St John’s College, Oxford


"The Library & Study Centre will be an inspiring space for students and scholars now and for centuries to come - a place to think, read, reflect and write, and to enjoy.

This beautiful addition to the fabric of St John's will double the current number of seats available for readers and double the present shelving space for the collections. It will bring the old and new parts of the College together physically and once again position the library facilities at the heart of St John's."

Professor Maggie Snowling CBE


Very often a building solution is found by carefully examining what exists, as though by gently brushing away the sand, what was there all the time, is revealed. The beautiful exterior of the 17th Century Canterbury Quadrangle exudes a sense of tranquility that belies the struggles there have been to accommodate the ever growing and evolving library inside.
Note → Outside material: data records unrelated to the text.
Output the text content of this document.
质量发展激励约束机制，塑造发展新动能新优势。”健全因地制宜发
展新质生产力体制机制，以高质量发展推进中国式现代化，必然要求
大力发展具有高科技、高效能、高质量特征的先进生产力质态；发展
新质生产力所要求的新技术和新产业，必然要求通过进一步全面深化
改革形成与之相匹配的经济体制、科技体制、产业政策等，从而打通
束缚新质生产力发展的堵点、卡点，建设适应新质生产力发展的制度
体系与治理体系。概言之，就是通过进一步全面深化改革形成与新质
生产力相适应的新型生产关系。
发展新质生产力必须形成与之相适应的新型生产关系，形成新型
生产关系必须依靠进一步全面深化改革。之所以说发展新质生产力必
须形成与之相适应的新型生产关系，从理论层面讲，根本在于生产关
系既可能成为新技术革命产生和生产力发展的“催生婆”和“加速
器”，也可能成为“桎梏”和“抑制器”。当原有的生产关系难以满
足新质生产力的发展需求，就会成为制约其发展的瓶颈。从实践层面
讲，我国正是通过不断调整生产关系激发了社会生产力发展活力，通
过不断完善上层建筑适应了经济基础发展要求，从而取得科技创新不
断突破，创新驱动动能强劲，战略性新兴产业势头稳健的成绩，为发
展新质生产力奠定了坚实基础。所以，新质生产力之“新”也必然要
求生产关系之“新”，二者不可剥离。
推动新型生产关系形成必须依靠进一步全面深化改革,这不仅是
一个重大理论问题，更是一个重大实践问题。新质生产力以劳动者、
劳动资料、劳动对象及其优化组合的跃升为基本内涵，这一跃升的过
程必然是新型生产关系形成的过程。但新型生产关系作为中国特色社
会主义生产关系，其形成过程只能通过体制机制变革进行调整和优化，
A solution had been sought for decades but either detrimentally affected Canterbury Quadrangle or was too apologetic. We found a hidden passage, a consequence of setting out alterations four centuries earlier that resolved the problem. It offered a new discreet entrance, just at the climactic point in the baroque ensemble that led to a space in the President’s Garden, into which a new building neatly fits but cannot be seen in relation to the iconic historic views. The solution was well received by the client, planners and Historic England.

The new building is a route and a destination. In the foyer space that connects old and new we created a reinterpretation of the traditional symbolic library window.  By stepping slabs of the carved stone external wall out into a shallow pond, we aimed to create an ever changing play of light, shadow and movement.

Every effort was made to minimize the building’s carbon footprint throughout, from perfectly attuned, passively controlled archives to reading rooms with a cross breeze. Here students can sit at desks embedded in the treetops or lie back in comfort and contemplate the stars.